Security News > 2021 > January > NSA Publishes Guidance for Enterprises on Adoption of Encrypted DNS
The National Security Agency on Wednesday published guidance for businesses on the adoption of an encrypted domain name system protocol, specifically DNS over HTTPS. Designed to translate the domain names included in URLs into IP addresses, for an easier navigation of the Internet, DNS has become a popular attack vector, mainly because requests and responses are transmitted in plaintext.
"Using DoH with external resolvers can be good for home or mobile users and networks that do not use DNS security controls. For enterprise networks NSA recommends using only designated enterprise DNS resolvers in order to properly leverage essential enterprise cybersecurity defenses, facilitate access to local network resources, and protect internal network information," the NSA notes.

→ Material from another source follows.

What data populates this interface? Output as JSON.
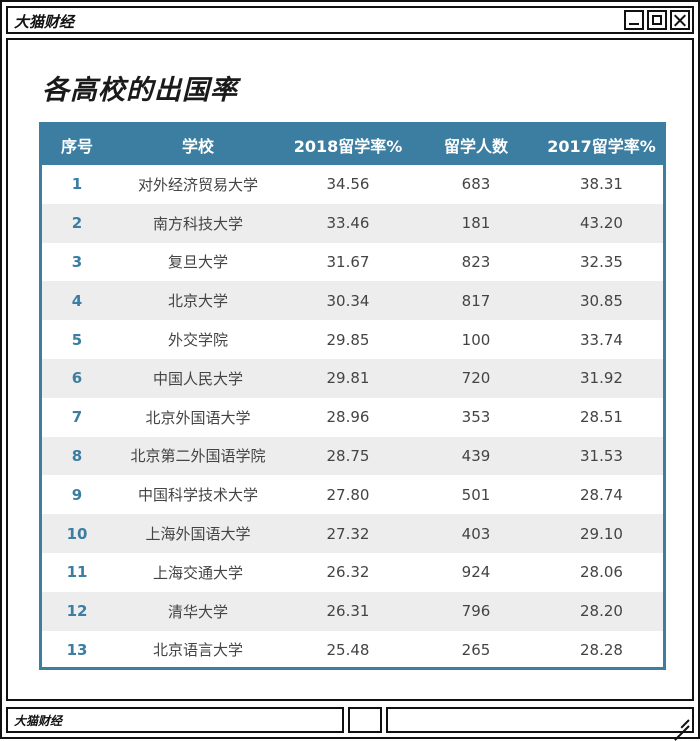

Enterprises can use either own-operated DNS servers or external services, but support for encrypted DNS requests such as DoH is crucial for ensuring local privacy and integrity protections, NSA notes.

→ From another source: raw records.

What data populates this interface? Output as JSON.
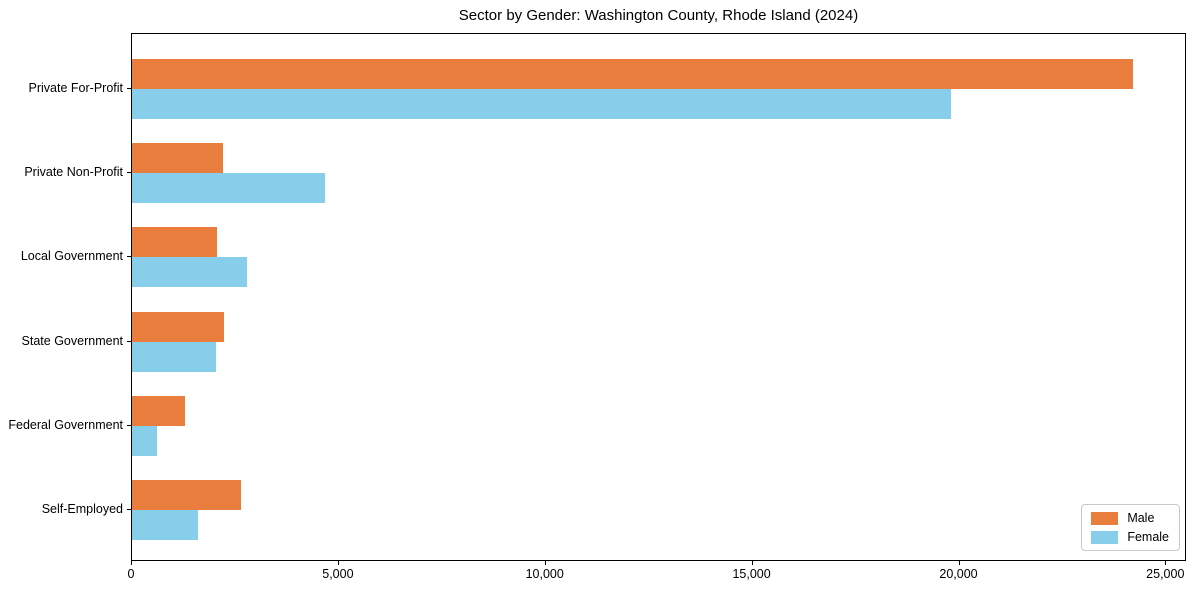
{
  "figure": {
    "background": "#ffffff",
    "plot_border_color": "#000000"
  },
  "chart_data": {
    "type": "bar",
    "orientation": "horizontal",
    "title": "Sector by Gender: Washington County, Rhode Island (2024)",
    "xlabel": "",
    "ylabel": "",
    "categories": [
      "Private For-Profit",
      "Private Non-Profit",
      "Local Government",
      "State Government",
      "Federal Government",
      "Self-Employed"
    ],
    "series": [
      {
        "name": "Male",
        "color": "#e87d3e",
        "values": [
          24200,
          2200,
          2050,
          2230,
          1280,
          2630
        ]
      },
      {
        "name": "Female",
        "color": "#87ceeb",
        "values": [
          19790,
          4660,
          2780,
          2030,
          600,
          1590
        ]
      }
    ],
    "xlim": [
      0,
      25500
    ],
    "xticks": [
      {
        "value": 0,
        "label": "0"
      },
      {
        "value": 5000,
        "label": "5,000"
      },
      {
        "value": 10000,
        "label": "10,000"
      },
      {
        "value": 15000,
        "label": "15,000"
      },
      {
        "value": 20000,
        "label": "20,000"
      },
      {
        "value": 25000,
        "label": "25,000"
      }
    ],
    "grid": false,
    "legend": {
      "position": "lower right",
      "entries": [
        {
          "label": "Male",
          "color": "#e87d3e"
        },
        {
          "label": "Female",
          "color": "#87ceeb"
        }
      ]
    }
  }
}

The agency also recommends disabling other encrypted DNS resolvers and ensuring that all DNS traffic, either encrypted or not, is sent to the designated enterprise DNS resolver only.
"However, if the enterprise DNS resolver does not support DoH, the enterprise DNS resolver should still be used and all encrypted DNS should be disabled and blocked until encrypted DNS capabilities can be fully integrated into the enterprise DNS infrastructure," the agency explains.
The newly published NSA guidance not only provides information on how DNS and DoH work, but also details the purpose behind the DoH design, as well as why enterprise networks should be appropriately configured to add benefits to DNS security controls.